If your organisation isn’t exploring work-from-anywhere (WFA) as a serious talent strategy, you’re overlooking a critical competitive advantage. WFA enables firms to hire and retain top-tier talent without geographic constraints. It’s not just about flexibility—it’s about access, equity, and performance.
I’ve spent over a decade researching WFA, well before the pandemic normalised remote work. My new book, The World Is Your Office, distils insights from years of studying WFA adoption across large corporations, startups, and even governments—including in India.
Let’s be clear: WFA is not the same as work-from-home. Under WFA, individuals choose where they live—be it a bustling metro, a Tier-2 town, or another country. They can work from a co-working space, a satellite office, a local cafe, or even their home. Global firms across industries—like Atlassian, Spotify, Airbnb, and GitLab—have embraced this shift. The European Central Bank has introduced a ‘110-day WFA’ policy; law firm Quinn Emanuel has pioneered a WFA model in legal services.
So why are some heavyweight employers—like JPMorgan, TCS, Goldman Sachs, Citibank, Amazon and X (formerly Twitter)—insisting that all their employees permanently return to office (RTO)?
The rationale varies. On the surface, concerns about productivity, collaboration, and organisational culture are often cited. But beneath the surface, there may be deeper drivers: legacy mindsets, sunk cost investments in real estate, control biases, and underinvestment in the management capabilities needed for distributed workforces.
Research also indicates that RTO mandates are followed by 10% attrition on average, suggesting that RTOs are being used as a tool for voluntary turnover, not productivity.
That said, WFA isn’t without challenges—employee isolation, communication breakdowns, and weakened onboarding top the list. But these are solvable. My research outlines best practices—from codifying knowledge for easy access, to engineering structured in-person interactions, building buddy systems, and using tools like generative AI to bridge communication gaps.
Done right, WFA creates better outcomes for individuals and organisations. It allows employees to live closer to ageing parents, helps dual-career couples avoid painful relocations, and levels the playing field for women—many of whom have historically had to decline opportunities due to family constraints.
For organisations, the benefits are just as compelling: lower attrition, higher motivation, and improved productivity. It also unlocks cost savings—by turning real estate into a variable cost.
Hybrid ≠ One-size-fits-all
My research shows that WFA can thrive even within hybrid models. The sweet spot? 25–40% in-person engagement. But crucially, these days, organisations and teams don’t have to follow a weekly routine. Teams can meet weekly, monthly, or even quarterly—depending on their context and needs. Uniform mandates make little sense. So, rather than a one-size-fit-all policy, different teams should be empowered to choose from a menu of weekly, monthly or quarterly hybrid options.
And the “office” doesn’t have to be a corporate tower in a big city. In-person meetings can take place in retreats, suburban centres, or local hubs—wherever they deliver the most value.
Beyond the Laptop Class
Thanks to technologies like digital twins—combinations of sensors, AI, and automation—WFA is no longer limited to desk jobs. In Brazil, Unilever runs a detergent factory remotely. Enerjisa Uretim, a Turkish power company, has created a digital twins headquarters in Istanbul from where engineers and technicians run 26 power plants all across the country. So why did Enerjisa implement this model? The best engineers and technicians were reluctant to live in far flung regions of Turkey and implementing the “digital twin” HQ helped the company hire better quality talent. Hospitals in New York now operate eICUs (Electronic Intensive Care Unit), where doctors monitor patients from afar. In India, Global Capability Centres (GCCs) already run global operations from small cities. The future of work is not limited by geography or function.

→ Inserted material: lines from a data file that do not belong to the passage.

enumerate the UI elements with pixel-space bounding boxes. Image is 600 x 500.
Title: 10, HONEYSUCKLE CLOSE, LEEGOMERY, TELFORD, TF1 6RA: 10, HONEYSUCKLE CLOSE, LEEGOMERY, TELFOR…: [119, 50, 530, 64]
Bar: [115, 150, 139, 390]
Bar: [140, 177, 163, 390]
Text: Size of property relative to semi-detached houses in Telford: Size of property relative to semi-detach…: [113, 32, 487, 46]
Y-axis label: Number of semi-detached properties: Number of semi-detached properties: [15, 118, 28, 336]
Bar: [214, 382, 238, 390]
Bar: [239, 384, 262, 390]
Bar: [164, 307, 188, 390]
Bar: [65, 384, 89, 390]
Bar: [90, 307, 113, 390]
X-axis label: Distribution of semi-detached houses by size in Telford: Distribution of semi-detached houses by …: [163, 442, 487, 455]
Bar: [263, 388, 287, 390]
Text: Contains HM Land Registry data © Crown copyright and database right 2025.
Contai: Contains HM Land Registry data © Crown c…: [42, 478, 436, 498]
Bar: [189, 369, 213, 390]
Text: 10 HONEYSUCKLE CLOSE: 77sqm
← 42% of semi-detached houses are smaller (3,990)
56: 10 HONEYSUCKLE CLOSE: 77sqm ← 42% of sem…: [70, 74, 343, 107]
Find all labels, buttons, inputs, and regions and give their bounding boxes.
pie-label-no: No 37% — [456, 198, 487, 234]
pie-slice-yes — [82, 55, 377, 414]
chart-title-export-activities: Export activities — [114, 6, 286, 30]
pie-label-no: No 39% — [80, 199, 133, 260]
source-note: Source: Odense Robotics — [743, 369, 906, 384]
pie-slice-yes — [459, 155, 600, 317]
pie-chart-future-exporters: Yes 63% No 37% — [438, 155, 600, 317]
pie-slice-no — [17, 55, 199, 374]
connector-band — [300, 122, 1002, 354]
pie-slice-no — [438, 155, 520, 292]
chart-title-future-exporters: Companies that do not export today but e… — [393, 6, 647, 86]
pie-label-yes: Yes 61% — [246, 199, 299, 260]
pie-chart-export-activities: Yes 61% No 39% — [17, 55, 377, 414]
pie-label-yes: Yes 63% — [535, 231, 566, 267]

A New Development Lever for India
Here’s why I’m especially bullish on WFA in the Indian context. For decades, India’s metros have drawn away talent from small towns and rural regions—leaving them underdeveloped and under-resourced. WFA can reverse this brain drain.
Take Tulsa, Oklahoma. The city offered incentives to attract remote workers. The result? A revitalised downtown, more tax dollars, greater civic engagement, and a startup boom. Over 50 cities in the US now compete to attract remote workers. Globally, more than 50 countries—from Portugal to the Philippines—have launched digital nomad visas to draw in knowledge workers.
The Big Question
Can India seize this moment? Will our policymakers design a digital nomad visa to attract global innovators and academics? Will local leaders in Durgapur, Sikkim, or Kozhikode create the conditions to retain and draw WFA talent?
If Tulsa Remote is possible, why not Durgapur Remote?